How it differs from Agent Teams¶
Claude Code's Agent Teams and HtmlGraph's orchestration address distinctly different coordination problems:
| Dimension | Agent Teams | HtmlGraph Orchestration |
|---|---|---|
| Communication | Teammates talk to each other via mailbox | Sub-agents report to orchestrator only |
| Task allocation | Self-claiming from shared task list | Orchestrator explicitly assigns |
| Cost model | Each teammate is a full Claude Code session | Explicit model tiers per role |
| Isolation | Shared context, optional worktrees | Worktree isolation by default |
| Use case | Collaborative exploration, peer review | Isolated parallel implementation |
Agent Teams shine when you need agents to challenge each other, when the interaction between agents produces better results than either would alone. HtmlGraph's orchestration shines when you need predictable, attributed, cost-controlled parallel execution with quality gates.

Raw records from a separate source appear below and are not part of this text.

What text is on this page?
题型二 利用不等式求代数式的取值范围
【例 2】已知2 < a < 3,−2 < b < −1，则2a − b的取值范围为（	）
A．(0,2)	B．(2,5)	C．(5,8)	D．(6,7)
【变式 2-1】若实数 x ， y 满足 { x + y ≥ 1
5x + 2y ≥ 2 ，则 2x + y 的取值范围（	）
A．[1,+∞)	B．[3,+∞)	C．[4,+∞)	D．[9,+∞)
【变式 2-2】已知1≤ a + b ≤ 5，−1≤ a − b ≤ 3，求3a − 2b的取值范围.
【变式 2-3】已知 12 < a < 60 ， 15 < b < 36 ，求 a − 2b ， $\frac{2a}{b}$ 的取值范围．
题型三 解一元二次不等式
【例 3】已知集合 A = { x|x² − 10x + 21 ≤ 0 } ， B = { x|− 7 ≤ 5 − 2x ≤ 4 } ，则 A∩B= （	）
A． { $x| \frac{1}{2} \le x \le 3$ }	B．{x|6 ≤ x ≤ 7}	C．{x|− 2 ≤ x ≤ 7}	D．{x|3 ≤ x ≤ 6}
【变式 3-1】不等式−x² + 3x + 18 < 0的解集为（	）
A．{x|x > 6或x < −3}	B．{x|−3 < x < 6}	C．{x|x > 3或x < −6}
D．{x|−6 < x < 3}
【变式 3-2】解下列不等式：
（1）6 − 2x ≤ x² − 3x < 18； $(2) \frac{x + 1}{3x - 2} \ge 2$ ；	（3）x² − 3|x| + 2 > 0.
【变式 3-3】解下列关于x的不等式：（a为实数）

They're complementary. You could run an Agent Teams session where the team lead uses HtmlGraph's orchestration patterns, getting both inter-agent collaboration and cost-aware delegation. The two approaches operate at different layers.
The result¶
This system has been used to build HtmlGraph itself. 850+ features completed across 11 tracks, each one dispatched through this orchestration layer. The researcher investigates, the haiku-coder handles simple fixes, the sonnet-coder implements features, and the opus-coder makes architectural decisions. Every change is attributed, every commit passes quality gates, and the dashboard shows exactly what each agent contributed.
The numbers validate the approach. But more than that, the experience of using it daily, watching the right agent handle the right task efficiently, seeing attribution chains from plan to feature to commit, makes AI-assisted development feel less like working with a black box and more like managing a team.